13.7 ACR in Spine Deformities

So far, we considered ACR in a normally shaped spine; nevertheless, lack of anterior support can affect patients with congenital or acquired deformities such as degenerative or idiopathic scoliosis. The basic principle of obtaining the maximum contact between the cage end plates and the adjacent vertebrae remains unchanged but is more difficult to obtain because scoliosis is, in fact, a tridimensional deformity. The easiest way to address the problem is to consider separately vertebral end plates obliquity in the coronal plane and kyphotic deformity in the sagittal plane. So, in order to compensate at our best end plates inclination, we will use one of the cage oblique end plates to achieve the best contact in the coronal plane and the opposite to equalize the sagittal deformity if coexistent.
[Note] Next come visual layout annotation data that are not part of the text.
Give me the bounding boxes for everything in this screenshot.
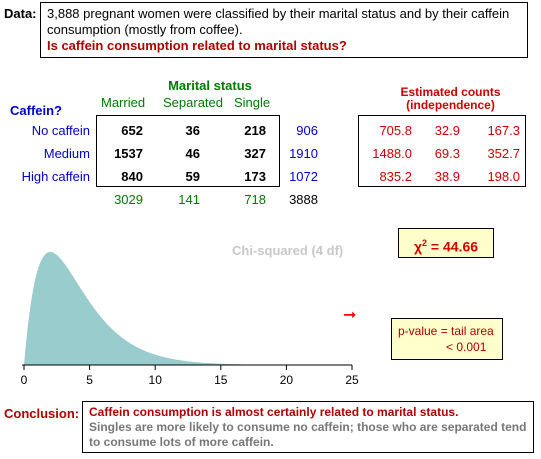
observed-cell: 59 <box>160 169 200 184</box>
column-header-separated: Separated <box>163 95 223 110</box>
observed-cell: 46 <box>160 146 200 161</box>
estimated-cell: 835.2 <box>364 169 412 184</box>
tick-label: 15 <box>214 373 228 387</box>
row-total: 906 <box>278 123 318 138</box>
column-header-married: Married <box>101 95 145 110</box>
estimated-cell: 705.8 <box>364 123 412 138</box>
conclusion-label: Conclusion: <box>4 406 79 421</box>
estimated-cell: 352.7 <box>472 146 520 161</box>
chi-squared-caption: Chi-squared (4 df) <box>232 243 343 258</box>
chi-squared-curve <box>24 252 352 365</box>
estimated-cell: 167.3 <box>472 123 520 138</box>
estimated-counts-title: Estimated counts (independence) <box>358 86 541 112</box>
estimated-cell: 69.3 <box>412 146 460 161</box>
research-question: Is caffein consumption related to marita… <box>47 38 521 54</box>
tick-label: 0 <box>21 373 28 387</box>
arrow-icon: ➞ <box>343 305 356 325</box>
row-header-high-caffein: High caffein <box>8 169 90 184</box>
data-description: 3,888 pregnant women were classified by … <box>47 6 521 38</box>
caffeine-title: Caffein? <box>10 103 62 118</box>
p-value-line-2: < 0.001 <box>398 339 496 355</box>
chi-power: 2 <box>422 238 427 248</box>
grand-total: 3888 <box>278 192 318 207</box>
row-total: 1910 <box>278 146 318 161</box>
observed-cell: 218 <box>226 123 266 138</box>
row-total: 1072 <box>278 169 318 184</box>
chi-value: = 44.66 <box>431 239 478 255</box>
estimated-cell: 1488.0 <box>364 146 412 161</box>
column-total: 3029 <box>103 192 143 207</box>
estimated-cell: 38.9 <box>412 169 460 184</box>
observed-cell: 1537 <box>103 146 143 161</box>
marital-status-title: Marital status <box>130 78 290 93</box>
observed-cell: 173 <box>226 169 266 184</box>
data-description-box: 3,888 pregnant women were classified by … <box>40 2 528 58</box>
tick-label: 25 <box>345 373 359 387</box>
row-header-no-caffein: No caffein <box>8 123 90 138</box>
observed-cell: 36 <box>160 123 200 138</box>
conclusion-main: Caffein consumption is almost certainly … <box>89 405 527 420</box>
tick-label: 10 <box>149 373 163 387</box>
column-header-single: Single <box>234 95 270 110</box>
p-value-line-1: p-value = tail area <box>398 323 496 339</box>
chi-squared-statistic-box: χ2 = 44.66 <box>398 228 494 258</box>
column-total: 141 <box>160 192 200 207</box>
chi-symbol: χ <box>414 239 422 255</box>
p-value-box: p-value = tail area < 0.001 <box>391 318 503 360</box>
column-total: 718 <box>226 192 266 207</box>
estimated-cell: 198.0 <box>472 169 520 184</box>
observed-cell: 327 <box>226 146 266 161</box>
tick-label: 20 <box>280 373 294 387</box>
estimated-cell: 32.9 <box>412 123 460 138</box>
observed-cell: 652 <box>103 123 143 138</box>
row-header-medium: Medium <box>8 146 90 161</box>
tick-label: 5 <box>86 373 93 387</box>
data-label: Data: <box>4 6 37 21</box>
conclusion-detail: Singles are more likely to consume no ca… <box>89 420 527 450</box>
observed-cell: 840 <box>103 169 143 184</box>
conclusion-box: Caffein consumption is almost certainly … <box>82 401 534 453</box>
x-axis-ticks: 0 5 10 15 20 25 <box>21 365 359 387</box>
Subsequently preparing our expandable cage in OR before placing it, we must remember that the two metal end plates should be rotated 90° one respect to the other, to obtain the right inclination in both coronal and sagittal plane. If any spine realignment is required, it has to be done from posterior before ACR because in these cases spine must be stabilized before cage expansion as it may cause an unpredictable result in an unstable scoliotic spine (Figs. 13.10 and 13.11). As the maximum cage end plates obliquity available in the market at present is around 15°, deformity higher than 30° in the coronal plane will not allow a satisfactory cage contact with the adjacent vertebrae. In such cases, we can customize a titanium mesh directly in the operating room to fill the anterior gap. Additive lateral fixation during the ACR surgical time is desirable to counteract share forces that are generally high in a scoliotic spine. Here again, standard plates will not fit the scoliotic curves, so better use an old fashion system in which a lateral rod can be freely connected to the screws previously placed in the vertebral bodies.

Fig. 13.10
figure 10

Anterior column incompetence due to a thyroid metastasis in T11 in a patient previously fused for an idiopathic scoliosis is seen on CT scan (a and b). Reconstruction is made by expandable cage using the inferior end plate obliquity to compensate the scoliotic curve in the coronal plane (c and d)

Full size image
Fig. 13.11
figure 11

Intraoperative view of the case in Fig. 13.9. A standard retroperitoneal approach , at least three times wider than a minimal invasive one, is used for tumor debulking and ACR

Full size image

Conclusions

New technologies made ACR procedures less invasive and more effective during the last 10 years. Nevertheless, like before, full understanding of spine biomechanics and sagittal balance rules as well as accurate preoperative workup is necessary to plan an effective ACR that should always be patient tailored. New technologies and minimal invasive approaches are welcome as far as they guarantee at least the same effectiveness as standard techniques. Complications, even though reduced in comparison with the older procedures, are still present and may involve spinal cord, major vessels, urinary tract, and every organ inside the thoracic and/or abdominal cavity possibly leading to death. Therefore, patients should be exhaustively informed about these potential complications, and surgery should be performed once its actual need is recognized. Anamnesis, diagnosis, previous surgery, patient bone stock, and many other factors are still mandatory choosing surgical approach and implant type.